Po wypadku na przejeździe kolejowym są już zarzuty dla pijanego kierowcy
Zarzuty nieumyślnego spowodowania wypadku
oraz prowadzenia samochodu po alkoholu postawiono 20-latkowi po wypadku na przejeździe kolejowym niedaleko Świdwina
(Zachodniopomorskie) - poinformował rzecznik
zachodniopomorskiej policji Maciej Karczyński.
Jak wyjaśnił Karczyński, policjanci po przyjeździe na miejsce wypadku wraz z prokuratorem ustalili wstępnie, że samochodem jechało 3 mężczyzn, którzy wracali do domów polnymi drogami. W momencie kiedy pojazd wjechał na tory kolejowe jego silnik nagle zgasł. Kierowca próbował go odpalić. Po kilku próbach wysiadł z auta. Po chwili zauważył nadjeżdżający pociąg, który dawał sygnały dźwiękowe i świetlne.

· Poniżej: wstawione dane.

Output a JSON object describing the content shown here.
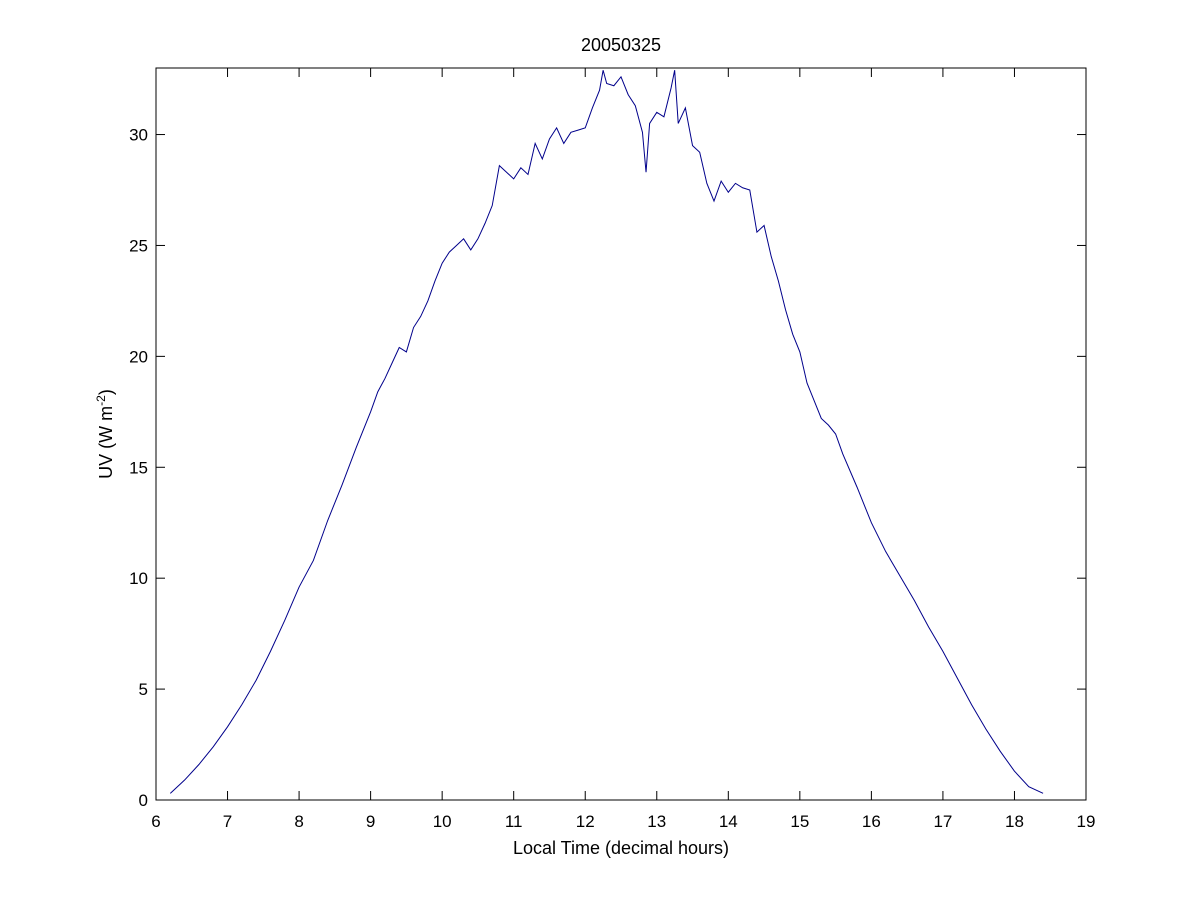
{
  "figure": {
    "background": "#ffffff"
  },
  "chart_data": {
    "type": "line",
    "title": "20050325",
    "xlabel": "Local Time (decimal hours)",
    "ylabel_base": "UV (W m",
    "ylabel_sup": "-2",
    "ylabel_close": ")",
    "xlim": [
      6,
      19
    ],
    "ylim": [
      0,
      33
    ],
    "xticks": [
      6,
      7,
      8,
      9,
      10,
      11,
      12,
      13,
      14,
      15,
      16,
      17,
      18,
      19
    ],
    "yticks": [
      0,
      5,
      10,
      15,
      20,
      25,
      30
    ],
    "grid": false,
    "legend": "none",
    "line_color": "#00008b",
    "series": [
      {
        "x": [
          6.2,
          6.4,
          6.6,
          6.8,
          7.0,
          7.2,
          7.4,
          7.6,
          7.8,
          8.0,
          8.2,
          8.4,
          8.6,
          8.8,
          9.0,
          9.1,
          9.2,
          9.3,
          9.4,
          9.5,
          9.6,
          9.7,
          9.8,
          9.9,
          10.0,
          10.1,
          10.2,
          10.3,
          10.4,
          10.5,
          10.6,
          10.7,
          10.8,
          10.9,
          11.0,
          11.1,
          11.2,
          11.3,
          11.4,
          11.5,
          11.6,
          11.7,
          11.8,
          11.9,
          12.0,
          12.1,
          12.2,
          12.25,
          12.3,
          12.4,
          12.5,
          12.6,
          12.7,
          12.8,
          12.85,
          12.9,
          13.0,
          13.1,
          13.2,
          13.25,
          13.3,
          13.4,
          13.5,
          13.6,
          13.7,
          13.8,
          13.9,
          14.0,
          14.1,
          14.2,
          14.3,
          14.4,
          14.5,
          14.6,
          14.7,
          14.8,
          14.9,
          15.0,
          15.1,
          15.2,
          15.3,
          15.4,
          15.5,
          15.6,
          15.8,
          16.0,
          16.2,
          16.4,
          16.6,
          16.8,
          17.0,
          17.2,
          17.4,
          17.6,
          17.8,
          18.0,
          18.2,
          18.4
        ],
        "y": [
          0.3,
          0.9,
          1.6,
          2.4,
          3.3,
          4.3,
          5.4,
          6.7,
          8.1,
          9.6,
          10.8,
          12.6,
          14.2,
          15.9,
          17.5,
          18.4,
          19.0,
          19.7,
          20.4,
          20.2,
          21.3,
          21.8,
          22.5,
          23.4,
          24.2,
          24.7,
          25.0,
          25.3,
          24.8,
          25.3,
          26.0,
          26.8,
          28.6,
          28.3,
          28.0,
          28.5,
          28.2,
          29.6,
          28.9,
          29.8,
          30.3,
          29.6,
          30.1,
          30.2,
          30.3,
          31.2,
          32.0,
          32.9,
          32.3,
          32.2,
          32.6,
          31.8,
          31.3,
          30.1,
          28.3,
          30.5,
          31.0,
          30.8,
          32.1,
          32.9,
          30.5,
          31.2,
          29.5,
          29.2,
          27.8,
          27.0,
          27.9,
          27.4,
          27.8,
          27.6,
          27.5,
          25.6,
          25.9,
          24.5,
          23.4,
          22.1,
          21.0,
          20.2,
          18.8,
          18.0,
          17.2,
          16.9,
          16.5,
          15.6,
          14.1,
          12.5,
          11.2,
          10.1,
          9.0,
          7.8,
          6.7,
          5.5,
          4.3,
          3.2,
          2.2,
          1.3,
          0.6,
          0.3
        ]
      }
    ]
  }
}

Pozostała dwójka nie zdążyła wysiąść. Pociąg nie wyhamował i uderzył w samochód. Na miejscu zginął 55-letni mieszkaniec powiatu świdwińskiego. Drugi z mężczyzn w samochodzie odniósł liczne rany.
Podczas przesłuchania młody mężczyzna przyznał się, że to on prowadził samochód. Grozi mu do 8 lat więzienia.
O jego ewentualnym aresztowaniu ma zdecydować w poniedziałek sąd.